Create a new file called agent.py in your project root. This is your starter agent:

import logging

from dotenv import load_dotenv
from livekit import agents
from livekit.agents import Agent, AgentServer, AgentSession, JobContext, room_io
from livekit.plugins import noise_cancellation, silero

load_dotenv()


# Define your agent's behavior by extending the Agent class
class Assistant(Agent):
    def __init__(self) -> None:
        super().__init__(
            instructions="You are a helpful voice AI assistant.",  # System prompt for the LLM
        )


server = AgentServer()


# The entrypoint function runs when a participant joins the room
@server.rtc_session()
async def entrypoint(ctx: JobContext):
    # Configure the voice pipeline with STT, LLM, TTS, and VAD providers
    session = AgentSession(
        stt="assemblyai/universal-streaming:en",  # Speech-to-text provider
        llm="openai/gpt-4.1-mini",                # Language model for responses
        tts="cartesia/sonic-3",                   # Text-to-speech voice
        vad=silero.VAD.load(),                    # Voice activity detection
    )

    # Start the session with noise cancellation enabled
    await session.start(
        agent=Assistant(),
        room=ctx.room,
        room_options=room_io.RoomOptions(
            audio_input=room_io.AudioInputOptions(
                noise_cancellation=noise_cancellation.BVC(),  # Background voice cancellation
            ),
        ),
    )


if __name__ == "__main__":
    logging.basicConfig(level=logging.INFO)
    agents.cli.run_app(server)

Running the starter agent

First, download the required model files like the Silero VAD model:

uv run agent.py download-files

Then run the starter agent in console mode:

uv run agent.py console

Say a few phrases into the console agent and observe the latency and responsiveness.

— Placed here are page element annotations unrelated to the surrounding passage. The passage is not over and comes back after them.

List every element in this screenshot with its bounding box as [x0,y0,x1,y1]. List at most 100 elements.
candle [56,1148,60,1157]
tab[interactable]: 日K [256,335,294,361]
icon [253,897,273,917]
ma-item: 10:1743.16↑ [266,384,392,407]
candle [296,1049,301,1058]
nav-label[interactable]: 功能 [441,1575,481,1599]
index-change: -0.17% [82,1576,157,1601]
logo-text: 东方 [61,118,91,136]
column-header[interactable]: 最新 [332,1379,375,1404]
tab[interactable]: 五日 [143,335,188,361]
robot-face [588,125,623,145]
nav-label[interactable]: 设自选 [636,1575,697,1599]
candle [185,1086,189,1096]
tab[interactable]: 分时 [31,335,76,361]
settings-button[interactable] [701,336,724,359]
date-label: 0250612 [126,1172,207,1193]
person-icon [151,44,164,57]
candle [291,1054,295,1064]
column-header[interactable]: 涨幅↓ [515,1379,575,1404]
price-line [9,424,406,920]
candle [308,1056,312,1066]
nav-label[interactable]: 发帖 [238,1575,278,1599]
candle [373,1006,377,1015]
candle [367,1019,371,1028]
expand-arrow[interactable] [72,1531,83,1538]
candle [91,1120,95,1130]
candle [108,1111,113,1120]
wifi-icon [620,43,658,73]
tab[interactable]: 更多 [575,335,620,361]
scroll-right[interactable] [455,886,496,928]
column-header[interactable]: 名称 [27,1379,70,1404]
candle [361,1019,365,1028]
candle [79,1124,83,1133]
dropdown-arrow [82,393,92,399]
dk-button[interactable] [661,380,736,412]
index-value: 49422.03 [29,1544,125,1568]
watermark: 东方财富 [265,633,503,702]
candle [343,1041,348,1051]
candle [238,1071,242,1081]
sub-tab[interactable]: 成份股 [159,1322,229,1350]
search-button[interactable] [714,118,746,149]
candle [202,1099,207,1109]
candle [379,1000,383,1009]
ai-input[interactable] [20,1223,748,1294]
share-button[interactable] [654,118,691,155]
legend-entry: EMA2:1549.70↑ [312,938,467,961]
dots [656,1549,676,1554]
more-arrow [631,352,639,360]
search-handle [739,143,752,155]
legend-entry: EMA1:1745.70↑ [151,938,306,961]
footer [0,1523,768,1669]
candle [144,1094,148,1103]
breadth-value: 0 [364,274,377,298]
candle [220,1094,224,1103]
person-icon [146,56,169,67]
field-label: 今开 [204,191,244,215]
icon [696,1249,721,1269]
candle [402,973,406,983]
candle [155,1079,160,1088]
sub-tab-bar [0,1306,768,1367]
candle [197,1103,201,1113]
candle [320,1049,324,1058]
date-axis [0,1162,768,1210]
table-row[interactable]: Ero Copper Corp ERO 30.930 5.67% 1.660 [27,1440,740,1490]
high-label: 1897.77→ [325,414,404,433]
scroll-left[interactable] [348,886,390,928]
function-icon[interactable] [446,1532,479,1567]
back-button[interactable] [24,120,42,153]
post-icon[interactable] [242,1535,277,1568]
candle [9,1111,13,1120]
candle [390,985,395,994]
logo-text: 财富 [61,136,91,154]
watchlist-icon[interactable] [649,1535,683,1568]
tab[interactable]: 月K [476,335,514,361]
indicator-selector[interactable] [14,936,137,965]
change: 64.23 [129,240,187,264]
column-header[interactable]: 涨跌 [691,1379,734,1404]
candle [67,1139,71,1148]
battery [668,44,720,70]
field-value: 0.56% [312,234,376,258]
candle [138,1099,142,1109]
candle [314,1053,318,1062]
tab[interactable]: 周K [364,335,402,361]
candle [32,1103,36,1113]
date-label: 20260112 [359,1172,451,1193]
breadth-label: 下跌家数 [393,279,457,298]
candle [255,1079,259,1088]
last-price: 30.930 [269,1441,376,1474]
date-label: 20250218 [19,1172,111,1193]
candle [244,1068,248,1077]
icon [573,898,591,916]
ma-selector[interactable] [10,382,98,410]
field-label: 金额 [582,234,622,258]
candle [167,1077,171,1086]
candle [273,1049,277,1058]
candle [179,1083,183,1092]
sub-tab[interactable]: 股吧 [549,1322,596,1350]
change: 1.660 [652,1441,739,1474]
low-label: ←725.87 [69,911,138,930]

Keep this baseline in mind as we add capabilities throughout the course.

To stop the agent, press Ctrl+C.

Tip: If you need to switch the input or output device selected, use these flags:

  • --list-devices: list all available input and output audio devices
  • --input-device: use the numeric input device ID to set the input device
  • --output-device: use the numeric input device ID to set the output device

Testing mindset from day one

Voice agents deal with messy, real-world inputs. People mumble, change their minds mid-sentence, and ask things in ways you never anticipated. Starting to think about how you'll test these scenarios now will save you headaches later.

We'll revisit testing and metrics later, but try to keep a backlog of scenarios you want to test as features land. Think about edge cases, different accents, background noise, and interruptions.